Laughing as a sequential decision making problem
When designing a laughing virtual agent, there is the need to detect the context (multimodal analysis) and to synthesize laugh. Between these two modules, there is a decision problem handled by a laugh manager: should the agent laugh, and what type of laughter? Moreover, what the agent does has an effect on the human interacting with it, modifying the context and calling for a new reaction of the agent. In other words, this decision problem takes place in a perception/action loop. Therefore, laughing can be framed as a sequential decision making problem.
A standard machine learning approach for such a problem is reinforcement learning. In this paradigm, an agent learns to behave optimally with its environment by interacting with it. At each time step, given the current context, it chooses and action and apply it, resulting in a new context. The agent receives a reward for this transition, quantifying the local quality of the control. The ultimate goal of the agent is to maximize the cumulative reward over the long term (not just the next reward). If designing a reward is easy for some tasks (for example, if the agent learns to play a game, the reward could be +1 for winning, -1 for loosing and 0 else), it is a very hard problem for the task of laughing (which is anyway quite subjective). Even a human cannot explicit the cumulative reward he is optimizing when laughing.

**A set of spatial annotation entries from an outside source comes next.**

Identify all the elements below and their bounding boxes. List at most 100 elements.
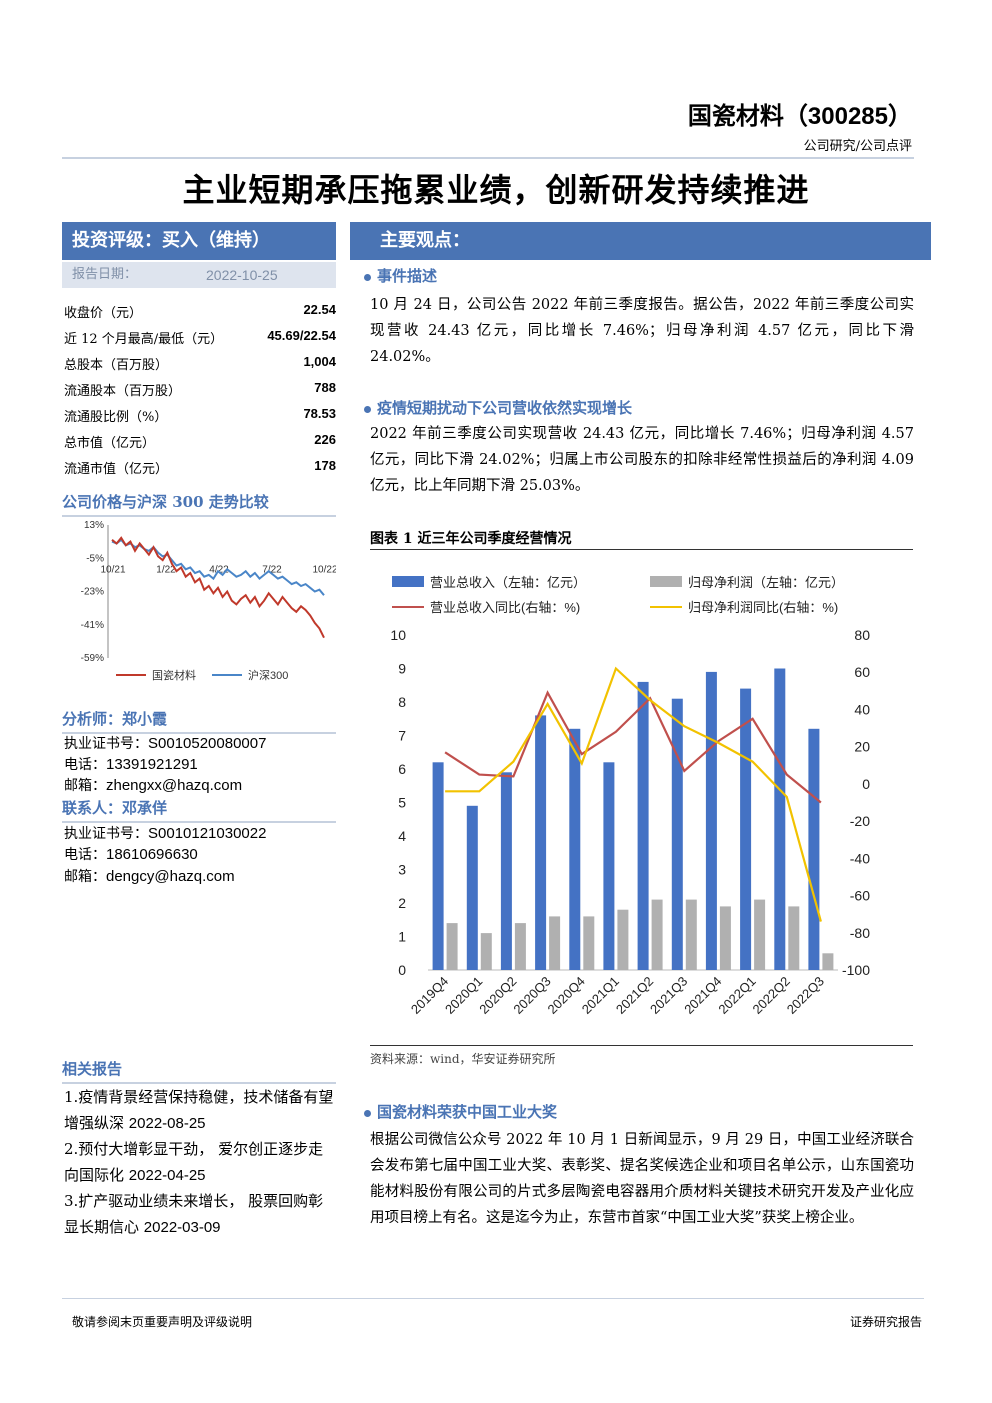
legend-swatch-bar	[650, 576, 682, 587]
bar-revenue	[569, 728, 581, 970]
quarterly-operations-chart: 营业总收入（左轴：亿元） 归母净利润（左轴：亿元） 营业总收入同比(右轴：%) 归母净…	[390, 575, 870, 1017]
price-x-tick: 10/21	[100, 564, 125, 575]
contact-phone: 电话：18610696630	[64, 846, 198, 863]
right-axis-tick: 0	[862, 776, 870, 792]
left-axis-tick: 10	[390, 627, 406, 643]
bar-net-profit	[480, 933, 492, 970]
price-y-tick: -59%	[81, 653, 104, 664]
bar-revenue	[466, 805, 478, 970]
category-tick: 2020Q3	[510, 974, 553, 1017]
price-chart-title: 公司价格与沪深 300 走势比较	[62, 491, 336, 517]
stat-row: 流通股比例（%） 78.53	[64, 406, 336, 425]
legend-label: 营业总收入（左轴：亿元）	[430, 575, 586, 590]
line-net-profit-yoy	[445, 666, 822, 922]
bar-net-profit	[719, 906, 731, 970]
footer-label: 证券研究报告	[849, 1315, 922, 1329]
bullet-icon	[364, 405, 371, 413]
price-x-tick: 4/22	[209, 564, 229, 575]
price-x-tick: 10/22	[312, 564, 336, 575]
legend-label-index: 沪深300	[248, 668, 288, 682]
right-axis-tick: -40	[850, 850, 870, 866]
right-axis-tick: -100	[842, 962, 870, 978]
price-chart-lines	[111, 536, 325, 639]
bar-revenue	[808, 728, 820, 970]
figure-source: 资料来源：wind，华安证券研究所	[370, 1052, 556, 1066]
category-tick: 2021Q4	[681, 974, 724, 1017]
analyst-license: 执业证书号：S0010520080007	[64, 735, 267, 752]
left-axis-tick: 3	[398, 862, 406, 878]
left-axis-tick: 7	[398, 728, 406, 744]
bar-revenue	[432, 762, 444, 970]
price-chart-legend: 国瓷材料 沪深300	[116, 668, 288, 682]
left-axis-tick: 4	[398, 828, 406, 844]
left-axis-tick: 1	[398, 929, 406, 945]
header-divider	[62, 157, 914, 159]
stat-row: 总股本（百万股） 1,004	[64, 354, 336, 373]
paragraph-award: 根据公司微信公众号 2022 年 10 月 1 日新闻显示，9 月 29 日，中…	[370, 1132, 914, 1226]
right-axis-tick: -20	[850, 813, 870, 829]
bar-net-profit	[583, 916, 595, 970]
price-comparison-chart: 13% -5% -23% -41% -59% 10/21 1/22 4/22 7/22 10/22…	[81, 520, 336, 682]
bar-revenue	[535, 715, 547, 970]
legend-label: 归母净利润同比(右轴：%)	[688, 600, 838, 615]
company-line	[111, 536, 325, 639]
report-date-label: 报告日期：	[72, 267, 138, 282]
contact-email[interactable]: 邮箱：dengcy@hazq.com	[64, 868, 235, 885]
bullet-icon	[364, 1109, 371, 1117]
bar-net-profit	[822, 953, 834, 971]
report-type: 公司研究/公司点评	[803, 139, 912, 154]
category-tick: 2020Q2	[476, 974, 519, 1017]
bar-net-profit	[754, 899, 766, 970]
category-tick: 2020Q4	[545, 974, 588, 1017]
bar-net-profit	[685, 899, 697, 970]
figure-top-rule	[370, 549, 913, 550]
bar-revenue	[774, 668, 786, 970]
main-views-banner: 主要观点：	[350, 222, 931, 260]
related-report-item[interactable]: 2.预付大增彰显干劲， 爱尔创正逐步走向国际化 2022-04-25	[64, 1140, 324, 1184]
category-tick: 2022Q3	[784, 974, 827, 1017]
line-revenue-yoy	[444, 690, 822, 804]
stat-row: 流通股本（百万股） 788	[64, 380, 336, 399]
bar-net-profit	[446, 923, 458, 970]
paragraph-revenue: 2022 年前三季度公司实现营收 24.43 亿元，同比增长 7.46%；归母净…	[370, 426, 914, 494]
stat-row: 收盘价（元） 22.54	[64, 302, 336, 321]
bar-net-profit	[788, 906, 800, 970]
legend-swatch-bar	[392, 576, 424, 587]
related-report-item[interactable]: 3.扩产驱动业绩未来增长， 股票回购彰显长期信心 2022-03-09	[64, 1192, 324, 1236]
company-title: 国瓷材料（300285）	[687, 101, 912, 130]
right-axis-tick: 20	[854, 739, 870, 755]
report-date-bar: 报告日期： 2022-10-25	[62, 262, 336, 288]
bar-net-profit	[549, 916, 561, 970]
left-axis-tick: 9	[398, 661, 406, 677]
quarterly-chart-lines	[444, 666, 822, 922]
analyst-phone: 电话：13391921291	[64, 756, 198, 773]
left-axis-tick: 2	[398, 895, 406, 911]
category-tick: 2019Q4	[408, 974, 451, 1017]
bar-revenue	[740, 688, 752, 970]
legend-label-company: 国瓷材料	[152, 668, 196, 682]
category-tick: 2022Q1	[715, 974, 758, 1017]
bar-net-profit	[514, 923, 526, 970]
footer-disclaimer[interactable]: 敬请参阅末页重要声明及评级说明	[72, 1315, 253, 1329]
analyst-head: 分析师：郑小霞	[62, 708, 336, 734]
price-x-tick: 1/22	[156, 564, 176, 575]
price-x-tick: 7/22	[262, 564, 282, 575]
paragraph-event: 10 月 24 日，公司公告 2022 年前三季度报告。据公告，2022 年前三…	[370, 297, 914, 365]
category-tick: 2020Q1	[442, 974, 485, 1017]
index-line	[111, 538, 325, 596]
bar-revenue	[637, 681, 649, 970]
left-axis-tick: 0	[398, 962, 406, 978]
price-y-tick: -5%	[86, 553, 104, 564]
stat-row: 总市值（亿元） 226	[64, 432, 336, 451]
contact-license: 执业证书号：S0010121030022	[64, 825, 267, 842]
analyst-email[interactable]: 邮箱：zhengxx@hazq.com	[64, 777, 243, 794]
bar-revenue	[671, 698, 683, 970]
bar-net-profit	[651, 899, 663, 970]
related-report-item[interactable]: 1.疫情背景经营保持稳健，技术储备有望增强纵深 2022-08-25	[64, 1088, 334, 1132]
bar-revenue	[705, 671, 717, 970]
bullet-icon	[364, 273, 371, 281]
figure-title: 图表 1 近三年公司季度经营情况	[370, 531, 572, 547]
stat-row: 流通市值（亿元） 178	[64, 458, 336, 477]
bar-revenue	[500, 772, 512, 970]
section-head-revenue: 疫情短期扰动下公司营收依然实现增长	[364, 397, 632, 418]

Yet, it is easy to record an expert behavior: it suffices to collect data of a human (replacing the virtual agent) interacting with other humans (playing their own role). Then, a natural approach is to use supervised learning (and more precisely classification) to generalize the mapping between contexts and actions recorded with the human. However, this does not take into account the sequential nature of the problem.

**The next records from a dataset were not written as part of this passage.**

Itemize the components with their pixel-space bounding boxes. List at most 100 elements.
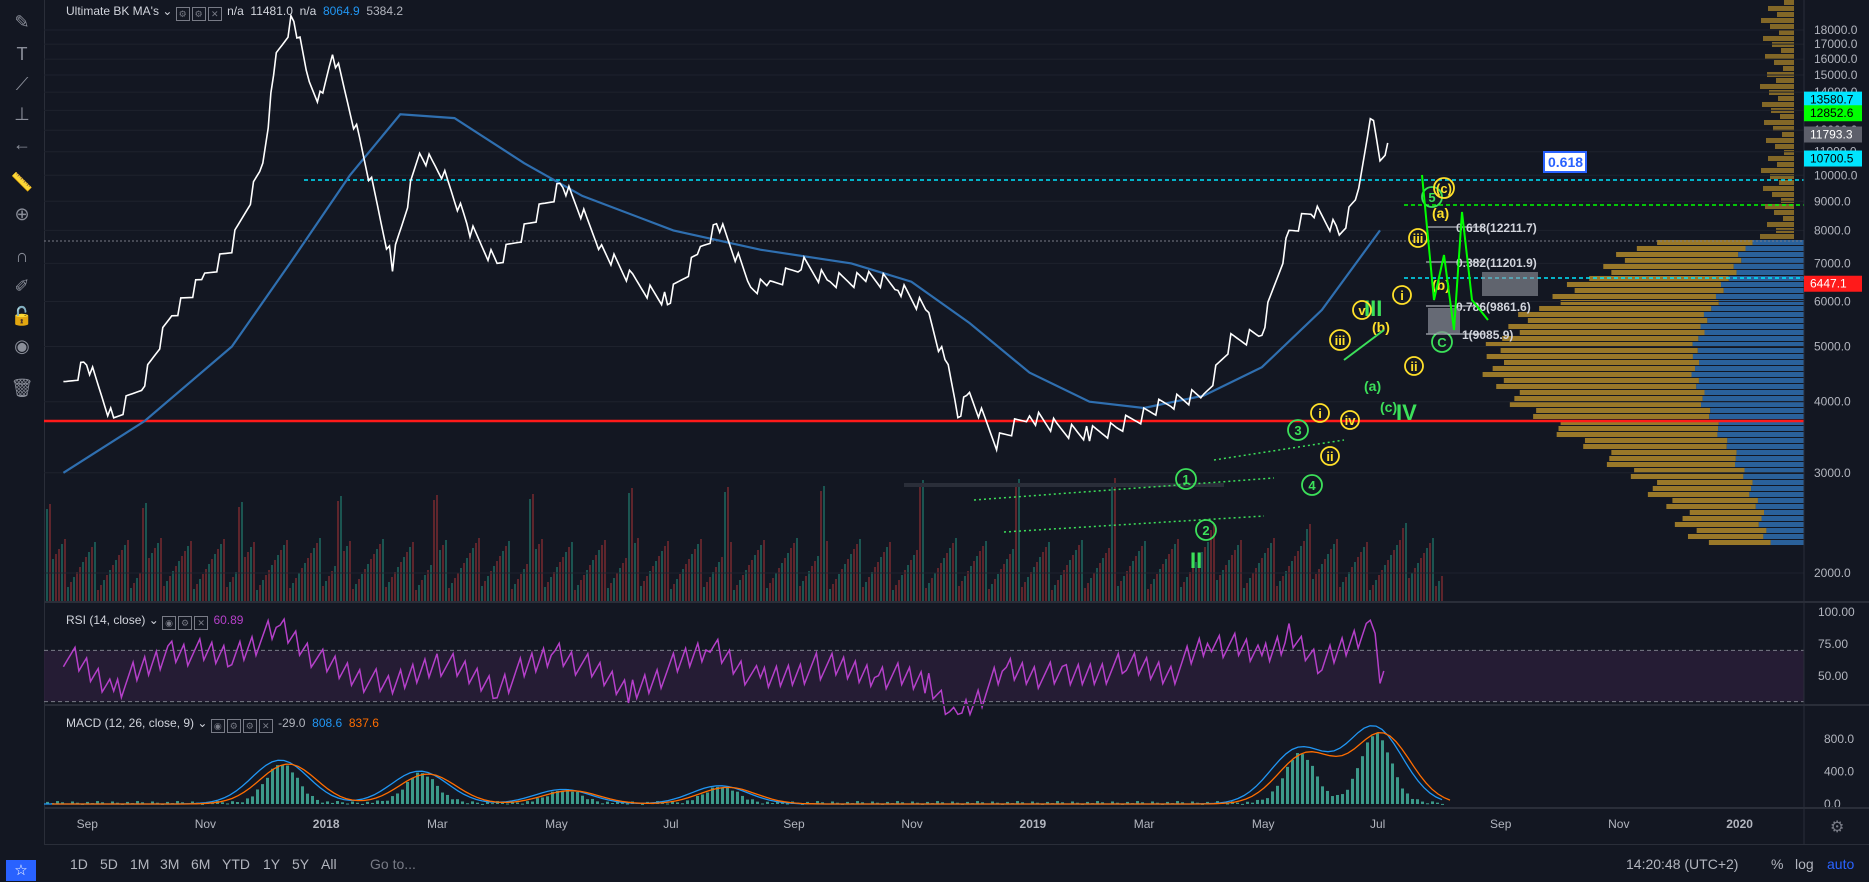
timeframe-1m[interactable]: 1M	[130, 856, 150, 872]
macd-histogram-bar	[981, 802, 984, 804]
magnet-icon[interactable]: ∩	[15, 245, 29, 266]
macd-histogram-bar	[1406, 793, 1409, 804]
wave-c-label: (c)	[1380, 399, 1397, 415]
ruler-icon[interactable]: 📏	[10, 171, 34, 192]
volume-profile-bar-down	[1709, 414, 1804, 419]
volume-bar	[1057, 580, 1059, 602]
pattern-tool-icon[interactable]: ⟋	[15, 73, 29, 94]
legend-value-2: 11481.0	[250, 4, 293, 18]
volume-bar	[847, 559, 849, 602]
macd-histogram-bar	[561, 791, 564, 804]
macd-histogram-bar	[516, 802, 519, 804]
price-tick-label: 5000.0	[1814, 340, 1851, 354]
main-legend[interactable]: Ultimate BK MA's ⌄ ⚙ ⚙ ✕ n/a 11481.0 n/a 8…	[66, 4, 403, 21]
goto-button[interactable]: Go to...	[370, 856, 416, 872]
volume-bar	[361, 574, 363, 602]
settings-icon: ⚙	[1830, 819, 1844, 836]
favorite-star-icon[interactable]: ☆	[6, 860, 36, 881]
volume-bar	[1102, 558, 1104, 602]
macd-histogram-bar	[416, 772, 419, 804]
volume-bar	[1435, 586, 1437, 602]
timeframe-5d[interactable]: 5D	[100, 856, 118, 872]
volume-bar	[514, 584, 516, 602]
percent-toggle[interactable]: %	[1771, 856, 1784, 872]
macd-hist-value: -29.0	[278, 716, 306, 730]
volume-bar	[1324, 559, 1326, 602]
volume-bar	[1297, 551, 1299, 602]
lock-drawing-icon[interactable]: ✐	[14, 275, 30, 296]
volume-profile-bar-up	[1636, 246, 1746, 251]
settings-icon[interactable]: ⚙	[178, 616, 193, 630]
macd-histogram-bar	[441, 792, 444, 804]
volume-bar	[238, 507, 240, 602]
settings-icon-2[interactable]: ⚙	[191, 7, 206, 21]
auto-toggle[interactable]: auto	[1827, 856, 1855, 872]
timeframe-3m[interactable]: 3M	[160, 856, 180, 872]
timeframe-1y[interactable]: 1Y	[263, 856, 281, 872]
chevron-down-icon[interactable]: ⌄	[197, 716, 211, 730]
volume-bar	[580, 580, 582, 602]
settings-icon[interactable]: ⚙	[226, 719, 241, 733]
timeframe-6m[interactable]: 6M	[191, 856, 211, 872]
macd-histogram-bar	[276, 765, 279, 804]
wave-c-yellow: (c)	[1436, 181, 1452, 196]
chevron-down-icon[interactable]: ⌄	[148, 613, 163, 627]
volume-profile-bar-down	[1763, 534, 1804, 539]
volume-bar	[1225, 565, 1227, 602]
eye-icon[interactable]: ◉	[162, 616, 177, 630]
chart-canvas[interactable]: 12345CIIIIIIV(a)(b)(c)iiiiiiivviiiiii(c)…	[44, 0, 1869, 844]
indicator-title[interactable]: Ultimate BK MA's	[66, 4, 159, 18]
volume-profile-bar-down	[1745, 246, 1804, 251]
measure-line-icon[interactable]: ⊥	[14, 103, 30, 124]
chevron-down-icon[interactable]: ⌄	[162, 4, 176, 18]
volume-profile-bar-up	[1518, 312, 1704, 317]
text-tool-icon[interactable]: T	[16, 43, 28, 64]
time-tick-label: 2020	[1726, 817, 1753, 831]
macd-histogram-bar	[546, 796, 549, 804]
volume-bar	[169, 576, 171, 602]
volume-profile-bar-up	[1514, 396, 1703, 401]
volume-profile-bar-down	[1751, 486, 1804, 491]
volume-bar	[1402, 528, 1404, 602]
volume-bar	[1279, 581, 1281, 602]
timeframe-all[interactable]: All	[321, 856, 337, 872]
macd-histogram-bar	[351, 801, 354, 804]
volume-bar	[385, 587, 387, 602]
wave-ii-label: II	[1190, 548, 1202, 573]
time-tick-label: Jul	[1370, 817, 1385, 831]
zoom-icon[interactable]: ⊕	[14, 203, 30, 224]
close-icon[interactable]: ✕	[194, 616, 209, 630]
rsi-label[interactable]: RSI (14, close)	[66, 613, 146, 627]
eye-icon[interactable]: ◉	[210, 719, 225, 733]
volume-bar	[598, 550, 600, 602]
close-icon[interactable]: ✕	[258, 719, 273, 733]
trash-icon[interactable]: 🗑	[10, 377, 34, 398]
volume-bar	[85, 557, 87, 602]
settings-icon-2[interactable]: ⚙	[242, 719, 257, 733]
settings-icon[interactable]: ⚙	[175, 7, 190, 21]
back-arrow-icon[interactable]: ←	[13, 133, 31, 154]
volume-bar	[1240, 540, 1242, 602]
log-toggle[interactable]: log	[1795, 856, 1814, 872]
macd-legend[interactable]: MACD (12, 26, close, 9) ⌄ ◉ ⚙ ⚙ ✕ -29.0 808…	[66, 716, 379, 733]
close-icon[interactable]: ✕	[207, 7, 222, 21]
fibonacci-tool[interactable]: 0.618 0.618(12211.7) 0.382(11201.9) 0.786(9…	[1343, 151, 1587, 361]
volume-bar	[304, 563, 306, 602]
volume-bar	[1393, 550, 1395, 602]
volume-bar	[112, 565, 114, 602]
rsi-legend[interactable]: RSI (14, close) ⌄ ◉ ⚙ ✕ 60.89	[66, 613, 243, 630]
timeframe-5y[interactable]: 5Y	[292, 856, 310, 872]
elliott-wave-labels: 12345CIIIIIIV(a)(b)(c)iiiiiiivviiiiii(c)…	[1175, 177, 1455, 573]
volume-bar	[301, 568, 303, 602]
clock[interactable]: 14:20:48 (UTC+2)	[1626, 856, 1739, 872]
timeframe-ytd[interactable]: YTD	[222, 856, 250, 872]
volume-bar	[1132, 561, 1134, 602]
macd-label[interactable]: MACD (12, 26, close, 9)	[66, 716, 195, 730]
volume-bar	[652, 566, 654, 602]
lock-icon[interactable]: 🔓	[10, 305, 34, 326]
eye-icon[interactable]: ◉	[14, 335, 30, 356]
macd-histogram-bar	[776, 801, 779, 804]
timeframe-1d[interactable]: 1D	[70, 856, 88, 872]
brush-icon[interactable]: ✎	[14, 11, 30, 32]
volume-bar	[469, 553, 471, 602]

To handle this issue, a principled approach is inverse reinforcement learning. Provided some examples of an expert behavior (the human laughing), the aim is to estimate the reward which is optimized. This allows imitating the human, by optimizing the learnt reward, but this could also provide some information on the laugh principle, by semantically analyzing the learnt reward. However, inverse reinforcement learning is a very hard problem (for diverse reasons), much less studied than supervised. A contribution of the Ilhaire project has been to draw connections between supervised learning and inverse reinforcement learning, leading to new algorithms advancing the state of the art and motivated by the laughing problem [1-4].
 E. Klein, M. Geist, B. Piot and O. Pietquin. “Inverse Reinforcement Learning through Structured Classification”. In Advances in Neural Information Processing Systems (NIPS), 2012.
 E. Klein, B. Piot, M. Geist and O. Pietquin. “A cascaded supervised learning approach to inverse reinforcement learning”. In European Conference on Machine Learning (ECML), 2013.
 B. Piot, M. Geist and O. Pietquin. “Learning from demonstrations: Is it worth estimating a reward function?”. In European Conference on Machine Learning (ECML), 2013.
 B. Piot, M. Geist and O. Pietquin. “Boosted and Reward-regularized Classification for Apprenticeship Learning”. In International Conference on Autonomous Agents and Multiagent Systems (AAMAS), 2013.